Acute pain has a definite pattern of onset, it last for a limited amount of time, e.g., during palliative care. It results in the fight or flight response, pupil dilation, increased sweating, respiratory rate, heart rate, as blood shifts from viscera (organs) to muscle.

Treatment needs to be addressed rapidly with a comprehensive management approach.
There are other types of pain:
  • anticipatory pain - fear of the unknown, expected experience, causes fear and anxiety
  • incident pain - when a patient is shifted in bed
  • remembered pain - triggered at certain times of day by particular past events
Pain Thresholds
These can be lowered in a previously pain-tolerant person. When you have discomfort, insomnia, stress, fatigue, anxiety, sadness, depression, boredom, or social isolation. We can increase pain thresholds by dealing with and managing pain, and symptoms early and swiftly.

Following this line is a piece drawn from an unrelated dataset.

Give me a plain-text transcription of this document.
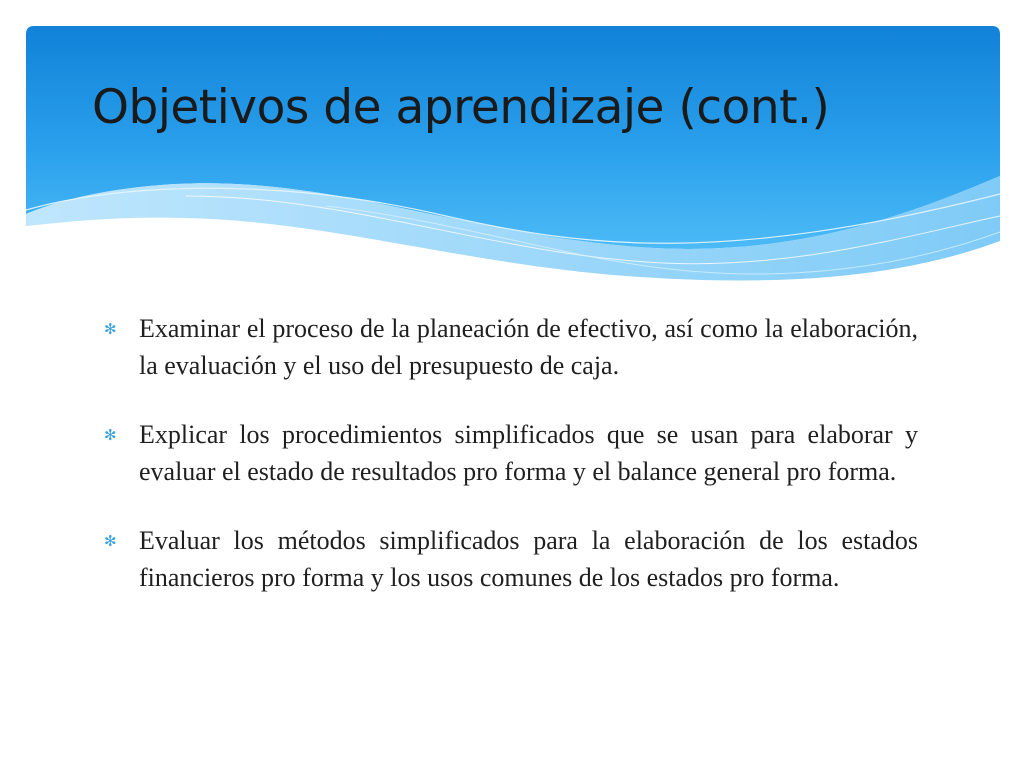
Objetivos de aprendizaje (cont.)
✻ Examinar el proceso de la planeación de efectivo, así como la elaboración, la evaluación y el uso del presupuesto de caja.
✻ Explicar los procedimientos simplificados que se usan para elaborar y evaluar el estado de resultados pro forma y el balance general pro forma.
✻ Evaluar los métodos simplificados para la elaboración de los estados financieros pro forma y los usos comunes de los estados pro forma.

Barriers to pain management
  • Failure of physicians to understand pain management
  • Failure of nurses to understand individual signs of pain
  • Lack of patient-centred care
  • Poorly coordinated health care
  • Red tape
  • Lack of accountability of Primary Care Teams
  • Misguided focus on a 'cure' rather than quality of life
Myths around painhttp://www.jilks.com/Ray/Ray-Images/91.jpg
  • personal, preconceived prejudices on the part of the patient, health care professionals (PSW, nurse, physician, institution), caregivers, family members
  • pain is 'normal'
  • dosages depend upon the individual "Pain is whatever the person says and occurs whenever the person says it does" (McCaffery, 1999)
  • delivery of pain relief - oral vs. shots are best
  • myths around addictions, dependence, tolerance of pain
Busting myths around pain
  • We feel pain when asleep
  • A palliative care patient will not become addicted and deserves pain management
  • All seniors do not have pain
  • There is no ceiling dose for pain -we need not wait exactly 4 hrs. for another dose, or remain at a particular dosage over time
  • Anxiety is a sign of unmanaged pain

Such publications as The Fundamentals of Hospice Palliative Care (2007) speak of pain as a "complex biological event that affects the person, the family, the community, and society." When a loved one suffers, we all suffer. It is up to a family member to advocate for those who cannot speak for themselves. Sometimes deep pain, as affected by psychological, biological, sociological, spiritual or practical factors, can increase without interventions. We need to be assertive and advocate for loved one. Record pain symptoms in a medical diary and do not stop until you are satisfied that the pain is being managed. You cannot overmedicate and Tylenol will not do it for many folks.